Manny Vela, a CEO of Valley Baptist Health System, one of the hospital systems in the Rio Grande Valley, said, “we are now at the point of grave concerns” as local hospitals have started diverting patients from overcrowded emergency rooms. According to the Texas Tribune, 10 of 12 hospitals in Hidalgo, Cameron, and Starr counties are at capacity. They are on patient bypass, meaning they are no longer accepting patients at their hospitals. According to Hidalgo county spokesperson Carlos Sanchez, the number of people hospitalized has tripled in the last two weeks.
According to Austin, Texas, Mayor Steve Adler, speaking with the Wall Street Journal, “We’re on a trajectory right now that we could be inundating our intensive-care units here within the next week to ten days. We’re watching the numbers daily. We may have to take more drastic action.”
In Houston, physicians have to make difficult decisions on who to admit for care. Improvisation is in order as hospitals scramble to accommodate and treat more patients. Staffing is stretched thin, making other functions the hospital performs—elective cases, a sundry of medical services, laboratory testing—backlogged, and extremely limited.
Methodist Hospital, one of the highest-ranked hospitals in the region, had almost 400 COVID-19 patients a week ago Sunday. In a few days, the number climbed to over 600 despite conservative admission criteria and rapid discharges. By the weekend, despite adding 130 inpatient beds, hospital administrators are estimating the system could reach 800 or 900 soon. This has become a typical situation for the hospital systems in Harris County, where Houston is located.
Speaking to the New York Times, Dr. Mir M. Alikhan, a pulmonary and critical care specialist, said, “What’s been disheartening over the past week or two has been that it feels like we’re back at square one.”
Within the Republican Party, ultra-right elements have attacked Governor Abbott, not for bungling the response to COVID-19 and helping cause the public health disaster, but for going too far in restricting business activities. The Ector County Republican Party voted over the weekend to censure Abbott over his handling of the pandemic, accusing him of “overstepping his authority in responding to the coronavirus” and “violating five party principles related to his exercise of executive power during the pandemic.”

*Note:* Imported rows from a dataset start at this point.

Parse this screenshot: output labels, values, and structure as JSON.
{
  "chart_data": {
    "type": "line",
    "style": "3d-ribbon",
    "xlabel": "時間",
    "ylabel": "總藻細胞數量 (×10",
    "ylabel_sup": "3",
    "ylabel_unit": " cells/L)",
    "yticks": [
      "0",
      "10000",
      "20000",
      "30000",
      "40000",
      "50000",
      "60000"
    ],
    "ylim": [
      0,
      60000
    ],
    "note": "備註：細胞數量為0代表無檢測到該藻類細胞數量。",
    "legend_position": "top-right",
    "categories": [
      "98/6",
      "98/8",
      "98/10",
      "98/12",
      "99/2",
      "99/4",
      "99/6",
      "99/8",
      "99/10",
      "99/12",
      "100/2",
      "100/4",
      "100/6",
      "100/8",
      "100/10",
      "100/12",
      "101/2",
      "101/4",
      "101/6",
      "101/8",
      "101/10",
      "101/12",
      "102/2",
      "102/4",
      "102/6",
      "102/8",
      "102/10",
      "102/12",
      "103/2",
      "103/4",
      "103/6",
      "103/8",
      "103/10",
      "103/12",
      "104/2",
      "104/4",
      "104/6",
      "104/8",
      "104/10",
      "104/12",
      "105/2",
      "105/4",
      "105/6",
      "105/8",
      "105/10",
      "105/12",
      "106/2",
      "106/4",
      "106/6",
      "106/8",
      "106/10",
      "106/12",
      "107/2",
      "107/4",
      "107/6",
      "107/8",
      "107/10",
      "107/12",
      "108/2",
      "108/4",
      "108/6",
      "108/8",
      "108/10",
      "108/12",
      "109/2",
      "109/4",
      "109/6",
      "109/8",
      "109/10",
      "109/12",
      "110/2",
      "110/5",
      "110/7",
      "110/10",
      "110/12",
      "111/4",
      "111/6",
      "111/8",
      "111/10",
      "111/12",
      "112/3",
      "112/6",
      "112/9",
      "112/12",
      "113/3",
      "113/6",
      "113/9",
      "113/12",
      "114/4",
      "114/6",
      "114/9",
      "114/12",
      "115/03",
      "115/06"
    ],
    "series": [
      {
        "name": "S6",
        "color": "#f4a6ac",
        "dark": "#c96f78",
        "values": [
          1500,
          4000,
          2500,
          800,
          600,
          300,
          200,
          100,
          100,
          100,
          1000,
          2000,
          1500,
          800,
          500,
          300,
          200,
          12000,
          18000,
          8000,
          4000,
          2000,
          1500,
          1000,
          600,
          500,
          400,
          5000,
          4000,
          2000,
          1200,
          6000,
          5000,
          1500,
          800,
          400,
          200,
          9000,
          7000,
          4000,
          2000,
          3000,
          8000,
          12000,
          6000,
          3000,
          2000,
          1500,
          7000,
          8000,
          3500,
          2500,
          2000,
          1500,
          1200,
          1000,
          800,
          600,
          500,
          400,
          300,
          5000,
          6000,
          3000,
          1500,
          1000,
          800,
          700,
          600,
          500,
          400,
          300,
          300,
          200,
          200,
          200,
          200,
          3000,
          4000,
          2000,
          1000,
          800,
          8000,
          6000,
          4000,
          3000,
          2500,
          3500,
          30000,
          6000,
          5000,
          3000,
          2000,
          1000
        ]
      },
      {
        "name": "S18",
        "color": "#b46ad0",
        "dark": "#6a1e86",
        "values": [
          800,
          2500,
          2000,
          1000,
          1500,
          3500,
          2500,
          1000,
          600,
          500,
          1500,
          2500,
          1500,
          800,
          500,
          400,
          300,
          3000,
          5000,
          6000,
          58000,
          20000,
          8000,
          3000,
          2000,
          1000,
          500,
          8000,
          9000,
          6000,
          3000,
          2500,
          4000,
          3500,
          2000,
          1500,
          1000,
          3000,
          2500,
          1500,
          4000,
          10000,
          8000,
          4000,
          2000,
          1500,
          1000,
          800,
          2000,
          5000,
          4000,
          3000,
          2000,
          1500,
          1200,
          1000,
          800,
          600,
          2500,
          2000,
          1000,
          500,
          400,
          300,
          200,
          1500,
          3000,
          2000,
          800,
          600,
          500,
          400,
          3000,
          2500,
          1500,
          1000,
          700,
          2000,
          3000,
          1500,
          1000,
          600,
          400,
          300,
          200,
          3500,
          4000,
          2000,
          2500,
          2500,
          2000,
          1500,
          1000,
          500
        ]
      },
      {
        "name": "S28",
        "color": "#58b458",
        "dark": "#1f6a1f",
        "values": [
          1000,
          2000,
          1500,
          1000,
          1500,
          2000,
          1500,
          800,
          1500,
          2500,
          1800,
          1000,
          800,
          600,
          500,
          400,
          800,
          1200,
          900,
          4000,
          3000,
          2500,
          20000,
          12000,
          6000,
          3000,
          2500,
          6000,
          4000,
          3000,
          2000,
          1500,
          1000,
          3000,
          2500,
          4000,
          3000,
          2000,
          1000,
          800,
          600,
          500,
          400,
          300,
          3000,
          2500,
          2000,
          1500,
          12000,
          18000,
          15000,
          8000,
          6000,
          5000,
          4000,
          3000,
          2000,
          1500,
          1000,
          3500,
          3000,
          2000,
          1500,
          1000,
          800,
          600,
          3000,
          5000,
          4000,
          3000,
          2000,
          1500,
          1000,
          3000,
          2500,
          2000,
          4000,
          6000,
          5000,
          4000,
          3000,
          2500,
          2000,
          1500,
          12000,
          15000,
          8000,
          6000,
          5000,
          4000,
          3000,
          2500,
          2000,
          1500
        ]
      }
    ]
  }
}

At the same time, President Trump continued to dismiss the seriousness of the pandemic, downplaying the rise in cases as the result of “too much testing” and claiming that “99 percent of cases are totally harmless.” There is method in this apparent madness, since the only effective action to be taken in response to the soaring infection rates would be a return to statewide lockdowns, which would tank the stock markets and cause the Dow Jones average to plummet—his sole guiding star.